As this feminist artist did in many of her pieces, she depicted women as aware heroines in charge of their own stories, rather than the unresisting, obedient, submissive, subjects of the male gaze. An example of this could be seen in her recreation of “Susanna and the Elders” (1610). Normally, the subject, Susanna, is made unaware, or sometimes even portrayed as flirtatious, as two scopophilia elders spy on her as she bathes in what is a huge invasion of privacy. Fortunately, Gentileschi went another route so that we now see Susanna reacting to the voyeuristic elders, showing that it’s a scarring event, one that should not go ignored.
Laura Wheeler Waring
Laura Wheeler, an active figure during the height of the Harlem Renaissance, was an African American artist and educator, best known for her paintings depicting worldly and noble working-class portraits of African Americans, capturing both famous and unknown individuals. Wheeler’s works would counteract the various racial stereotypes members of the black community commonly received during this time period. Several of her illustrations would appear in books and magazines.
Waring would also be a provenance part at the start of the Harmon Foundation, being commissioned to paint the series “Portraits of Outstanding American Citizens of Negro Origin”. Among the subjects of this body of works subjects would include W.E.B. DuBois and George Washington Carver. Aside from portraits, Wheeler also created landscapes and still lifes. Wheeler was also a member of the National Association for the Advancement of Colored People (NAACP).
One of Waring’s most well-known pieces, “Woman with Bouquet”, is an artwork defined by its strong color palette, dynamic brushwork, and perhaps most important, the confident, the woman as the main subject presents. She appears both elegant and composed as she looks off into the distance.
Let’s end this list strong with Sofonisba Anguissola, a woman who was considered the first female artist of the Renaissance. Anguissola was most well known for her self-portraits, which she used to promote and establish herself, as well as her portraits of the Spanish court of Phillip II which would describe their ability to rule.

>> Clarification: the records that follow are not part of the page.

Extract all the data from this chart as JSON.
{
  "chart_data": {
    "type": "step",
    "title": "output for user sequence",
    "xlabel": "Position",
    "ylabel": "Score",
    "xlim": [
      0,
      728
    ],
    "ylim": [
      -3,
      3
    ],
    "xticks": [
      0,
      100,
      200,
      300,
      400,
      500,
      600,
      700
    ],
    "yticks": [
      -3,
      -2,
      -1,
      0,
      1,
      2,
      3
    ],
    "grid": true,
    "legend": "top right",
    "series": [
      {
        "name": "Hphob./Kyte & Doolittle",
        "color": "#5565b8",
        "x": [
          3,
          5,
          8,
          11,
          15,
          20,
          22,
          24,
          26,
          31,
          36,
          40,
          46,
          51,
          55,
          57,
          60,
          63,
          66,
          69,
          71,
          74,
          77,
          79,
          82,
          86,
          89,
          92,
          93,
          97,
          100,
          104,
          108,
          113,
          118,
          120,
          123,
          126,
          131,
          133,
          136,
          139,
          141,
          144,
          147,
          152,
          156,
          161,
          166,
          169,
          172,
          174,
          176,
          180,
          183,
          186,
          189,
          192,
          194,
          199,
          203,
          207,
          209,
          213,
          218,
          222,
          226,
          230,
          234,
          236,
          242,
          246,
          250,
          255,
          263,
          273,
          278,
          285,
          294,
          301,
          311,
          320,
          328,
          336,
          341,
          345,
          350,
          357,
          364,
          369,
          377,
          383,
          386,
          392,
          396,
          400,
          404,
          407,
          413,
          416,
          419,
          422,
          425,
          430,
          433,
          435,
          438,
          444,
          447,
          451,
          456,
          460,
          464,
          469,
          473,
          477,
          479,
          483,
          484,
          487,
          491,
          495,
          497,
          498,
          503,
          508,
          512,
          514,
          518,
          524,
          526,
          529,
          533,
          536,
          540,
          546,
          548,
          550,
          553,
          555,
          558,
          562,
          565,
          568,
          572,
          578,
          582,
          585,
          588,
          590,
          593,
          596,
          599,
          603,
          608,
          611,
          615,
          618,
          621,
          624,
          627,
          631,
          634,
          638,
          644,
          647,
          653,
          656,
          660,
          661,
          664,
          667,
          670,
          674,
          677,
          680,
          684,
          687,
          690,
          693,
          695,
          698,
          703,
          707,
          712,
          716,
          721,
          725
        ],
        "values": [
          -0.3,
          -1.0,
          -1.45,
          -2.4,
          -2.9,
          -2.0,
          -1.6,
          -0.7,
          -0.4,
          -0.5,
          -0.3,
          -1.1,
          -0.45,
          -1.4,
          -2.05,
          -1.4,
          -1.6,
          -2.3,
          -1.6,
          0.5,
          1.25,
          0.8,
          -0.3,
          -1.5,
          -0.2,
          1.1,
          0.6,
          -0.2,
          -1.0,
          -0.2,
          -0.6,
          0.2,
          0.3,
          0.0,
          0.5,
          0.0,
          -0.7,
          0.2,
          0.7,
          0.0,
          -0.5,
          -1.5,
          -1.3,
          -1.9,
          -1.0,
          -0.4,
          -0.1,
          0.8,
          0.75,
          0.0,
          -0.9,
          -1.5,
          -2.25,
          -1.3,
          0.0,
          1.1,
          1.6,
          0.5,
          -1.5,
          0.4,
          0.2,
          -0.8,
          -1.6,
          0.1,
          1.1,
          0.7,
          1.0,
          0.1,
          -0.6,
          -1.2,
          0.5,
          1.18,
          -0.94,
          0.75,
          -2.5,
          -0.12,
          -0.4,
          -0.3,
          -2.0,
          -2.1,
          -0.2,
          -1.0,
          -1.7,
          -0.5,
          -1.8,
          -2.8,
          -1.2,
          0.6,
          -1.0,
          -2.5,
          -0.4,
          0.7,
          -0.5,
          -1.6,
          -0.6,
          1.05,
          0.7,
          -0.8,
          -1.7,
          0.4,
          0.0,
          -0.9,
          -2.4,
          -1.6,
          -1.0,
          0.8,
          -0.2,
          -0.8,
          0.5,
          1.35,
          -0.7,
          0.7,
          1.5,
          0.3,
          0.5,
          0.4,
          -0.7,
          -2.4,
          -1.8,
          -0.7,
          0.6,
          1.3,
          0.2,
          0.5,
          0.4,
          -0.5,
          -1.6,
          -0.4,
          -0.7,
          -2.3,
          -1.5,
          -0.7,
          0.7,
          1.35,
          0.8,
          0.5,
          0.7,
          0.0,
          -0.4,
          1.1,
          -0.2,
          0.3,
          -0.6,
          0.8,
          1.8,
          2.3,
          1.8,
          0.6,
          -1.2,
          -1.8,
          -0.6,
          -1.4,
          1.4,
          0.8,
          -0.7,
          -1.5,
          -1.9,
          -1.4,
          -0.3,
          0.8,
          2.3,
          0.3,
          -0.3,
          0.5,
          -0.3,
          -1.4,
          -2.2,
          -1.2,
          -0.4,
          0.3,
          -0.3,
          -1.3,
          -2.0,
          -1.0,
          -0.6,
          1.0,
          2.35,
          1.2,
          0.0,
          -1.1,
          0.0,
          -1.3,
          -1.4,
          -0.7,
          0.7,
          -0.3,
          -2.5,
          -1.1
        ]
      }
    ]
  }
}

During this time period, many were interested in art theory, so many of Anguissola’s works would promote the audience to reflect on the relationship between the artwork, the viewer, and the creator.
In what is probably one of her most recognizable works, “The Chess Game” (1555), Anguissola illustrates a scene that included three of her own sisters. Chess is a game that requires logic and strategic skills, so during this time men would be commonly associated with this game as characteristics such as intelligence were rarely paired with women. Having her sisters play a game of intelligence prowess hints at their brilliance and defines social norms.
Madison is a junior at Northeast School of the Arts. This is Madison’s third year participating in the Artpace Teen Council.